Interaction network for candidate genes. The red color nodes in the network correspond to the protein of the respective candidate genes. Purple edges signify experimentally determined interactions, turquoise edges indicate information extracted from curated databases. Green edges represent neighborhood genes, red edges denote gene fusion, dark blue edges signify gene co-occurrence, light green edges are indicative of text mining, black edges indicate co-expression between nodes, and light blue edges signify protein homology.
Overall, the gene association networks of the candidate genes identified in our study highlight their potential significance in drought stress responses and provide a foundation for further investigation into their roles in drought-stress tolerance (Supplementary 2).
Candidate genes overlapped with drought QTLs of Tomato
In this study, we aimed to explore the potential role of three candidate genes, FLA2, ASCT, and NPF7.3, in the response of tomato plants to drought stress.
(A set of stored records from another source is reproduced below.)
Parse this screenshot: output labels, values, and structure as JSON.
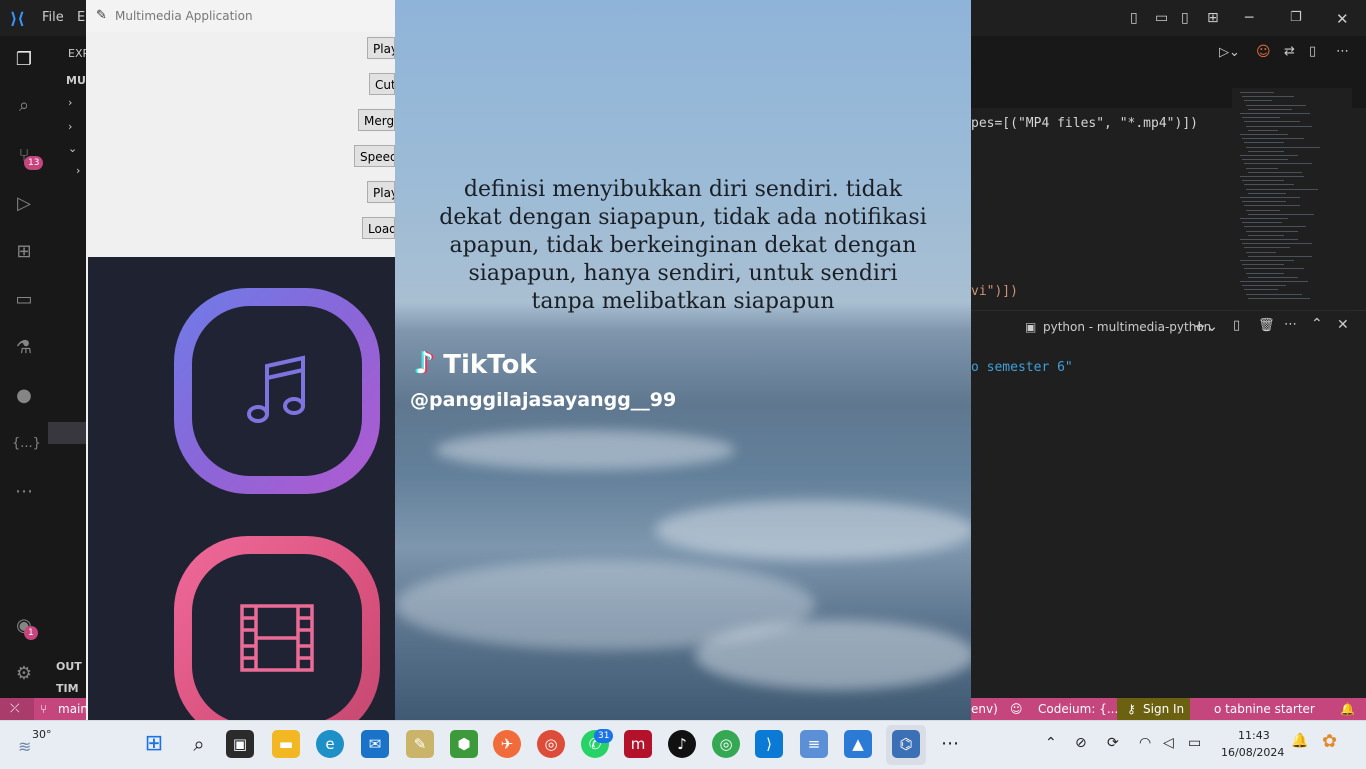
{
  "vscode": {
    "menu": [
      "File",
      "E"
    ],
    "sidebar_header": "EXP",
    "sidebar_items": [
      "MU",
      "OUT",
      "TIM"
    ],
    "source_control_badge": "13",
    "accounts_badge": "1",
    "ext_icon_text": "{...}",
    "code_line_1": "pes=[(\"MP4 files\", \"*.mp4\")])",
    "code_line_2": "vi\")])",
    "terminal_title": "python - multimedia-python",
    "terminal_line": "o semester 6\"",
    "status": {
      "branch": "main",
      "env": "env)",
      "codeium": "Codeium: {...}",
      "sign_in": "Sign In",
      "tabnine": "o tabnine starter"
    }
  },
  "tk": {
    "title": "Multimedia Application",
    "buttons": [
      "Play",
      "Cut",
      "Merge",
      "Speed",
      "Play",
      "Load"
    ]
  },
  "video": {
    "caption": "definisi menyibukkan diri sendiri. tidak dekat dengan siapapun, tidak ada notifikasi apapun, tidak berkeinginan dekat dengan siapapun, hanya sendiri, untuk sendiri tanpa melibatkan siapapun",
    "logo": "TikTok",
    "handle": "@panggilajasayangg__99"
  },
  "taskbar": {
    "weather": "30°",
    "whatsapp_badge": "31",
    "time": "11:43",
    "date": "16/08/2024"
  },
  "colors": {
    "accent_pink": "#c5457d",
    "vscode_bg": "#1e1e1e",
    "tk_bg": "#f0f0f0"
  }
}
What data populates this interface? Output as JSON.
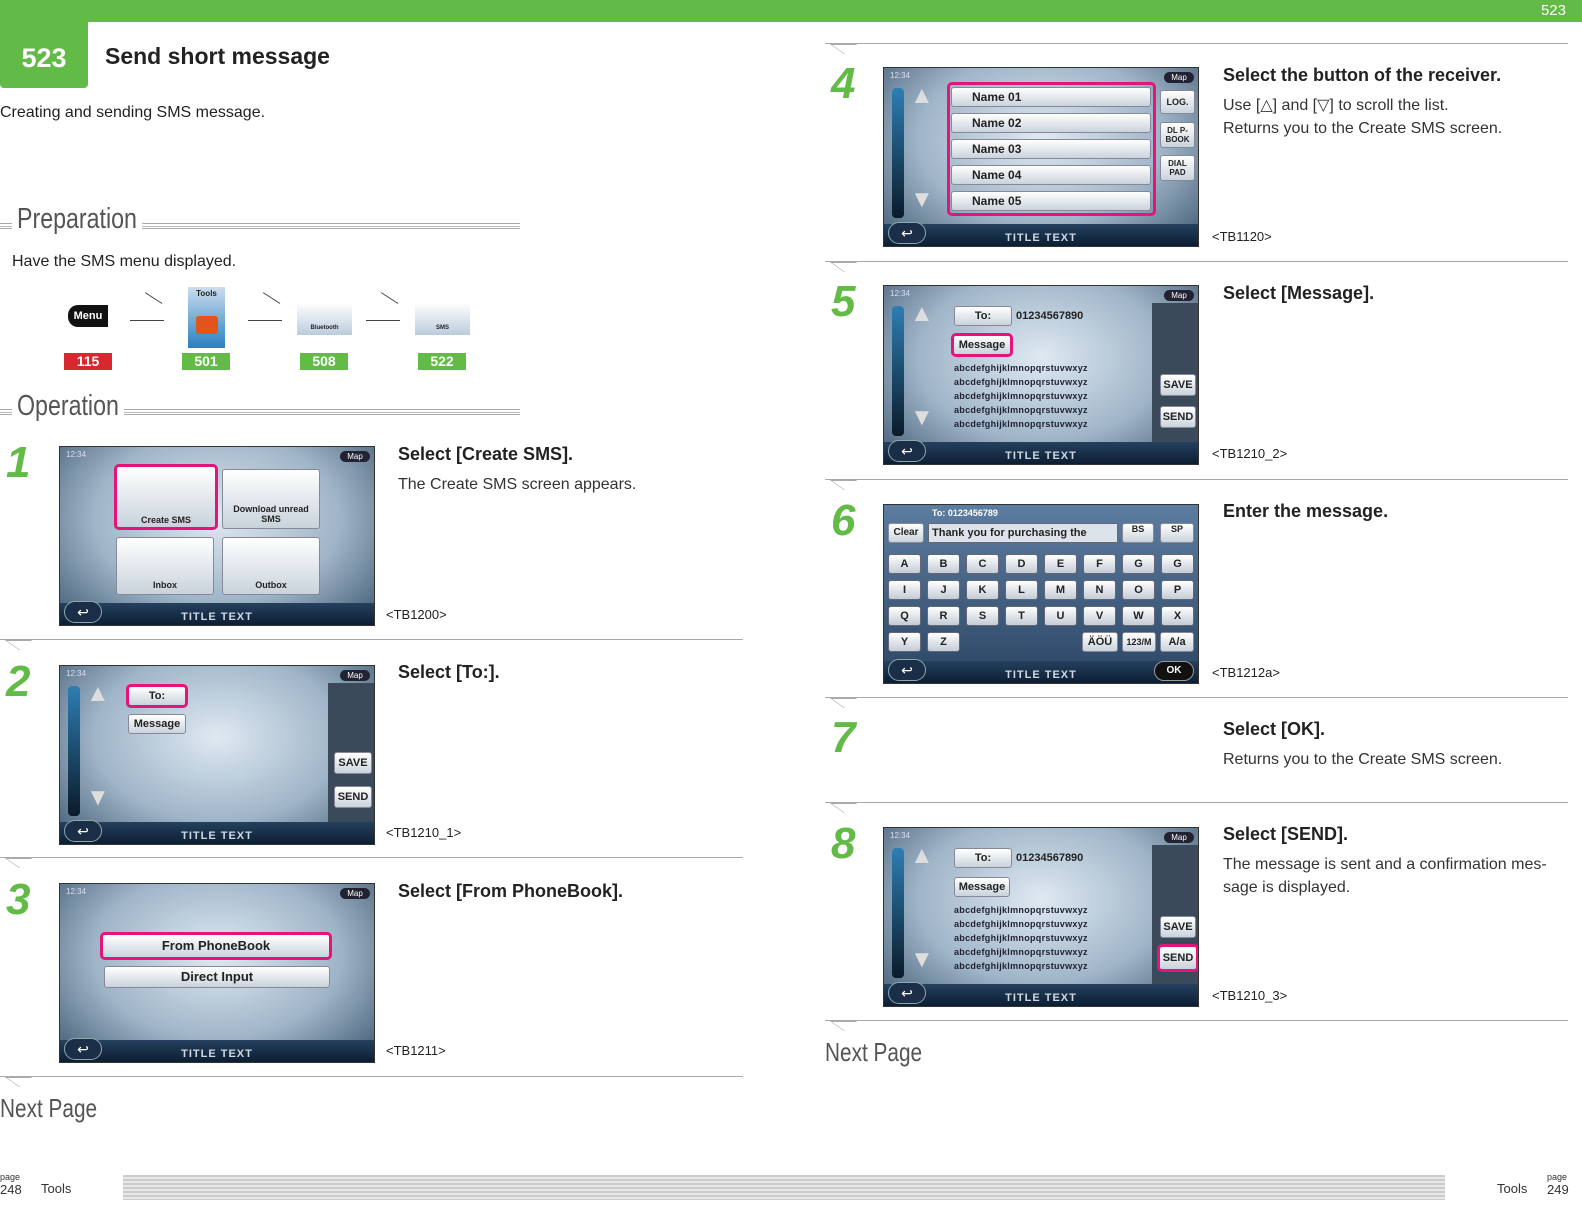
{
  "header": {
    "page_top": "523",
    "chapter": "523",
    "title": "Send short message",
    "lead": "Creating and sending SMS message."
  },
  "preparation": {
    "heading": "Preparation",
    "text": "Have the SMS menu displayed.",
    "path": [
      {
        "icon": "menu-button-icon",
        "label": "Menu",
        "ref": "115",
        "ref_color": "#d7282f"
      },
      {
        "icon": "tools-icon",
        "label": "Tools",
        "ref": "501",
        "ref_color": "#62bb47"
      },
      {
        "icon": "bluetooth-icon",
        "label": "Bluetooth",
        "ref": "508",
        "ref_color": "#62bb47"
      },
      {
        "icon": "sms-icon",
        "label": "SMS",
        "ref": "522",
        "ref_color": "#62bb47"
      }
    ]
  },
  "operation": {
    "heading": "Operation"
  },
  "screen_common": {
    "clock": "12:34",
    "map": "Map",
    "title_text": "TITLE TEXT"
  },
  "steps": [
    {
      "num": "1",
      "head": "Select [Create SMS].",
      "body": "The Create SMS screen appears.",
      "caption": "<TB1200>",
      "buttons": [
        "Create SMS",
        "Download unread SMS",
        "Inbox",
        "Outbox"
      ]
    },
    {
      "num": "2",
      "head": "Select [To:].",
      "body": "",
      "caption": "<TB1210_1>",
      "buttons": [
        "To:",
        "Message",
        "SAVE",
        "SEND"
      ]
    },
    {
      "num": "3",
      "head": "Select [From PhoneBook].",
      "body": "",
      "caption": "<TB1211>",
      "buttons": [
        "From PhoneBook",
        "Direct Input"
      ]
    },
    {
      "num": "4",
      "head": "Select the button of the receiver.",
      "body1": "Use [△] and [▽] to scroll the list.",
      "body2": "Returns you to the Create SMS screen.",
      "caption": "<TB1120>",
      "names": [
        "Name 01",
        "Name 02",
        "Name 03",
        "Name 04",
        "Name 05"
      ],
      "buttons": [
        "LOG.",
        "DL P-BOOK",
        "DIAL PAD"
      ]
    },
    {
      "num": "5",
      "head": "Select [Message].",
      "body": "",
      "caption": "<TB1210_2>",
      "to": "01234567890",
      "lines": "abcdefghijklmnopqrstuvwxyz",
      "buttons": [
        "To:",
        "Message",
        "SAVE",
        "SEND"
      ]
    },
    {
      "num": "6",
      "head": "Enter the message.",
      "body": "",
      "caption": "<TB1212a>",
      "to": "To: 0123456789",
      "input": "Thank you for purchasing the",
      "buttons": [
        "Clear",
        "BS",
        "SP",
        "ÄÖÜ",
        "123/M",
        "A/a",
        "OK"
      ],
      "keys": [
        "A",
        "B",
        "C",
        "D",
        "E",
        "F",
        "G",
        "G",
        "I",
        "J",
        "K",
        "L",
        "M",
        "N",
        "O",
        "P",
        "Q",
        "R",
        "S",
        "T",
        "U",
        "V",
        "W",
        "X",
        "Y",
        "Z"
      ]
    },
    {
      "num": "7",
      "head": "Select [OK].",
      "body": "Returns you to the Create SMS screen."
    },
    {
      "num": "8",
      "head": "Select [SEND].",
      "body1": "The message is sent and a confirmation mes-",
      "body2": "sage is displayed.",
      "caption": "<TB1210_3>",
      "to": "01234567890",
      "lines": "abcdefghijklmnopqrstuvwxyz",
      "buttons": [
        "To:",
        "Message",
        "SAVE",
        "SEND"
      ]
    }
  ],
  "next_page": "Next Page",
  "footer": {
    "left_page_label": "page",
    "left_page": "248",
    "left_section": "Tools",
    "right_section": "Tools",
    "right_page_label": "page",
    "right_page": "249"
  }
}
To investigate this, we compared the location of these genes with the previously identified QTLs associated with drought-related traits in tomato17.
Our analysis revealed that all three candidate genes overlapped with QTLs that were previously associated with drought stress, suggesting their potential involvement in the plant’s response to water deficit conditions (Table 1). Specifically, the QTLs RIP, SSC, NFr, and FW were identified under drought stress for the traits of time to ripe, soluble solid content, number of fruits, and fruit weight, respectively.
The importance of our findings lies in the potential for identifying specific genes that contribute to the drought stress response of tomato plants. A better understanding of the genetic mechanisms involved in this response is crucial for developing crop varieties that can withstand environmental stressors such as water scarcity.
Our study suggests that FLA2, ASCT, and NPF7.3 could be promising candidate genes for further investigation in the context of drought stress in tomato plants. Future studies could focus on elucidating the specific molecular pathways through which these genes affect the plant’s response to water deficit conditions. This could lead to the development of more targeted breeding programs that utilize these genes to develop drought-tolerant tomato varieties.